I hope and actually I am certain that Mary will always be a part of our lives and I can’t wait until Amelia is big enough to understand everything Mary did for her and to develop her own relationship with Mary. Ever heard the “Something about Mary” song from Mary Poppins? For some reason I find myself singing it as I type this. You can’t stop yourself from smiling when you think of such a special lady.

Because of the advertising campaign, my face is everywhere and people tell me “you’re famous” or “how does it feel to be a star?” all the time. My response is always that Amelia is the star. I am just lucky enough to be her Mom. That little girl has exhibited more strength and resilience in just 9 months than what most people are able to do in a lifetime.

And if the visibility helps someone else, well, that is great. In fact, I had a friend from high school reach out to me on Facebook about her sister in law that was going into labor at 19 weeks.

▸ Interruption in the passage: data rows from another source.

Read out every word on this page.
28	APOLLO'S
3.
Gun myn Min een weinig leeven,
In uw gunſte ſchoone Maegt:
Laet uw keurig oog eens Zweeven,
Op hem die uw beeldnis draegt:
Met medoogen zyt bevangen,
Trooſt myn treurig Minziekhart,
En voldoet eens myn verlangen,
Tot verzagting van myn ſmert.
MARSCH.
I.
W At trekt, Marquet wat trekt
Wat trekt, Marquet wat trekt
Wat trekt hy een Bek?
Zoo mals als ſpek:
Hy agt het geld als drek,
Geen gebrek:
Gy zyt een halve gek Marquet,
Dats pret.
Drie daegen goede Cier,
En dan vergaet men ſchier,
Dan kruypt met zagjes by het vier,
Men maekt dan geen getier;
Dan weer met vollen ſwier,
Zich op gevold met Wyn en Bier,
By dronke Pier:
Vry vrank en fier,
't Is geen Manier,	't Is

I was able to help her with identifying who the best doctors in the area are for her situation. It was also nice to share my experience and provide someone else with hope. This is what I hope to give others from the ad campaign experience.

I would love the opportunity to talk with new scared moms who are facing or are in a situation similar to my own. It’s all very overwhelming but sometimes things really do work out.

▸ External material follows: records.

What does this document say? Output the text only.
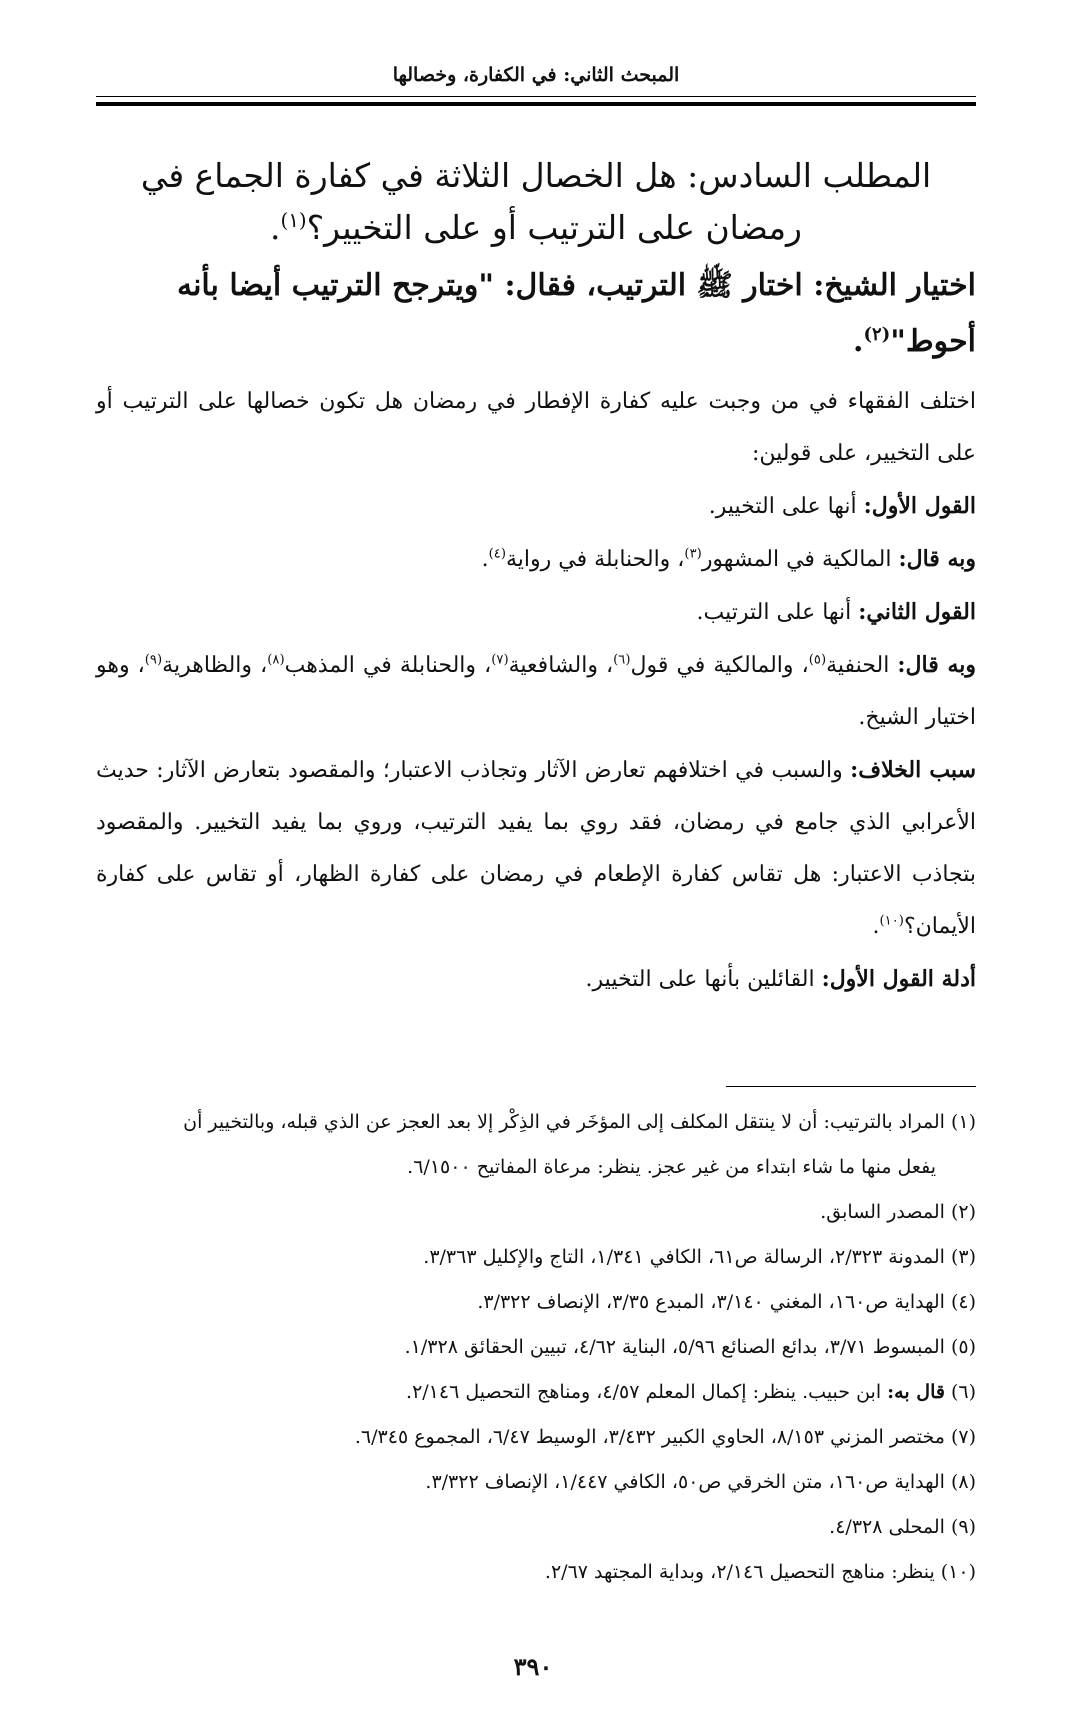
المبحث الثاني: في الكفارة، وخصالها
المطلب السادس: هل الخصال الثلاثة في كفارة الجماع في رمضان على الترتيب أو على التخيير؟$^{(١)}$.
اختيار الشيخ: اختار ﷺ الترتيب، فقال: "ويترجح الترتيب أيضا بأنه أحوط"$^{(٢)}$.

اختلف الفقهاء في من وجبت عليه كفارة الإفطار في رمضان هل تكون خصالها على الترتيب أو على التخيير، على قولين:

القول الأول: أنها على التخيير.

وبه قال: المالكية في المشهور$^{(٣)}$، والحنابلة في رواية$^{(٤)}$.

القول الثاني: أنها على الترتيب.

وبه قال: الحنفية$^{(٥)}$، والمالكية في قول$^{(٦)}$، والشافعية$^{(٧)}$، والحنابلة في المذهب$^{(٨)}$، والظاهرية$^{(٩)}$، وهو اختيار الشيخ.

سبب الخلاف: والسبب في اختلافهم تعارض الآثار وتجاذب الاعتبار؛ والمقصود بتعارض الآثار: حديث الأعرابي الذي جامع في رمضان، فقد روي بما يفيد الترتيب، وروي بما يفيد التخيير. والمقصود بتجاذب الاعتبار: هل تقاس كفارة الإطعام في رمضان على كفارة الظهار، أو تقاس على كفارة الأيمان؟$^{(١٠)}$.

أدلة القول الأول: القائلين بأنها على التخيير.

(١)المراد بالترتيب: أن لا ينتقل المكلف إلى المؤخَر في الذِكْر إلا بعد العجز عن الذي قبله، وبالتخيير أن

يفعل منها ما شاء ابتداء من غير عجز. ينظر: مرعاة المفاتيح ٦/١٥٠٠.

(٢)المصدر السابق.

(٣)المدونة ٢/٣٢٣، الرسالة ص٦١، الكافي ١/٣٤١، التاج والإكليل ٣/٣٦٣.

(٤)الهداية ص١٦٠، المغني ٣/١٤٠، المبدع ٣/٣٥، الإنصاف ٣/٣٢٢.

(٥)المبسوط ٣/٧١، بدائع الصنائع ٥/٩٦، البناية ٤/٦٢، تبيين الحقائق ١/٣٢٨.

(٦)قال به: ابن حبيب. ينظر: إكمال المعلم ٤/٥٧، ومناهج التحصيل ٢/١٤٦.

(٧)مختصر المزني ٨/١٥٣، الحاوي الكبير ٣/٤٣٢، الوسيط ٦/٤٧، المجموع ٦/٣٤٥.

(٨)الهداية ص١٦٠، متن الخرقي ص٥٠، الكافي ١/٤٤٧، الإنصاف ٣/٣٢٢.

(٩)المحلى ٤/٣٢٨.

(١٠)ينظر: مناهج التحصيل ٢/١٤٦، وبداية المجتهد ٢/٦٧.

٣٩٠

It’s honestly made me wish I could go back and do my life over again. I worked with kids as a young adult and after my experience with University Hospital’s NICU, I wish I had stayed that path and could do the wonderful things (miracles) like that which Mary Poole does every day. It’s sufficient to say, she is my hero!

I am so excited now for my daughter’s future. This girl can do anything! She already has. Defy all the odds. Kick butt and take names. Miss Amelia has a big, full, life and future ahead of her and I am so honored that I get to be a very up close spectator to all the wonderful things she is going to do.

We have learned that Amelia has a small PFO (heart valve that should have closed at birth but to date still has not). The cardiologist assures us that millions have this condition and it does not present any limitations in life whatsoever.

I will always have the concerns that every mother has for her child but mine may be even less so. I’ve seen how strong little girls are and have faith that as a family we can get through anything.

I have an uncle who passed a couple of years ago and after I brought Amelia home, she often looked at his picture on the mantel and smiled (still does). I believe he has been with her all along…

I have developed a lot of faith. I know there were people in heaven taking care of my little girl when she was so small that I couldn’t. The doctors and nurses at University Hospital …well, they were sent to us by those angels as well.

We will be happy to give back in any way we can to University Hospital. They gave us life i.e. Amelia’s.

And my life now? Again, I have to say awesome. My life has changed. The small things are worth stopping to enjoy (each and every moment). I now take a few moments everyday just to stop and think about this.

I have learned some other life lessons as well. God provides. The small aren’t necessarily weak. The “things” in life truly aren’t important and when push comes to shove, you need your family and friends close by. Be there for them. It will be even more rewarding than when they are there for you.